Implantable defibrillator sales were down nearly 7% to $722 million overall and down 8.1% to $467 million in the U.S. Sales of these devices, used to shock hearts when potentially deadly rhythm distortions start, were much lower than the average Wall Street estimate cited by Wells Fargo.
Medtronic said heart-rhythm sales were hurt by slower market growth and increased pricing pressure. The company also appeared to give back some defibrillator market-share gains picked up when Boston Scientific temporarily halted domestic sales this spring due to regulatory-paperwork filing issues. Boston Scientific rebounded from that slowdown faster than it initially forecast.
Medtronic's big spinal business, which has struggled for several quarters under pressure from factors like unfavorable medical studies and poor performance in a business it acquired, was once again a sore spot, with sales falling 9.4% to $829 million in the latest quarter.
Weakened procedure growth and increased pricing pressure weighed on recent spinal sales, Medtronic said. The company said results there were also pressured by insurers lengthening waiting times to get preapproval for spinal-fusion procedures, which involve an array of tools used to fuse vertebrae to alleviate pain. Other companies including Johnson & Johnson and Stryker Corp. have also recently cited pushback from insurers as one factor weighing on the market.
Medtronic has been trying to get its spinal business back on track with help from new products, with a goal of returning to market growth rates in the current fiscal year.

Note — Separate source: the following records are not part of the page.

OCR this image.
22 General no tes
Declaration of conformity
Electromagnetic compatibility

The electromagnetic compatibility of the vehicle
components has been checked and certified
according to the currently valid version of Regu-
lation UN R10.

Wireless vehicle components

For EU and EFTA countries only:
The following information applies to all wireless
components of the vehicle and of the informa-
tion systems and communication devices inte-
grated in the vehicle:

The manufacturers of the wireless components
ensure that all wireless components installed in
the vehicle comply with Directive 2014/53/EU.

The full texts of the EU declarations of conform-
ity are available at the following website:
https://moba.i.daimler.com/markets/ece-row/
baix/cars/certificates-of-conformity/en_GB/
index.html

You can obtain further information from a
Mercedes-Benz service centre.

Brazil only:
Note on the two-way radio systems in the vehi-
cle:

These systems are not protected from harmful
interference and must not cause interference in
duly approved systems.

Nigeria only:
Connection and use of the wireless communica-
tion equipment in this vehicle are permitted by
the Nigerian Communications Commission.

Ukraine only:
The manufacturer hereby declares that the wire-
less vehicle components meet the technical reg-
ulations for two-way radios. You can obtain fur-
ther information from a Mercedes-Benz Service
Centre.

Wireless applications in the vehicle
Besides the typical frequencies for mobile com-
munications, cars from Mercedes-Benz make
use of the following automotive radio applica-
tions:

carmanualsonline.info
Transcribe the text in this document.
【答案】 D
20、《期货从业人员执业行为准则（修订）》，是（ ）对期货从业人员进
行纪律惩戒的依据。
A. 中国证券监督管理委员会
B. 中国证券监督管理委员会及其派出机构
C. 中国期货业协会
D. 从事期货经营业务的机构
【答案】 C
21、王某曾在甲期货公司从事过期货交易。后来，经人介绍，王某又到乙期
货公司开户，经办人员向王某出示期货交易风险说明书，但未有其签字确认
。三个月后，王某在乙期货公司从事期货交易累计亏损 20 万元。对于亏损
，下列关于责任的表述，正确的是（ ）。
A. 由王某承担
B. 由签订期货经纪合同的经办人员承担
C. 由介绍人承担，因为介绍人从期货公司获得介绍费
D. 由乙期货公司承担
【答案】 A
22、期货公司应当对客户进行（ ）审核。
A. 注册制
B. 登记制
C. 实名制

The problem now is that the market has slowed precipitously over the last several quarters, so matching market growth isn't as helpful as it once was. J.P. Morgan estimated the global spine market contracted by one percentage point in the second quarter, which compares with double-digit growth four quarters earlier.
Looking ahead, Medtronic said it now anticipates sales will grow by 2% to 5% in the current fiscal year, excluding the impact of currency rates, down from its previous 5% to 8% forecast range. It lowered its full-year earnings forecast to $3.40 to $3.48 a share, down from a prior estimate of $3.45 to $3.55 a share.
Chief Financial Officer Gary Ellis indicated on the earnings conference call that the company expects fiscal-second-quarter sales growth in the lower end of the range forecast for the full year, with better growth expected in following quarters.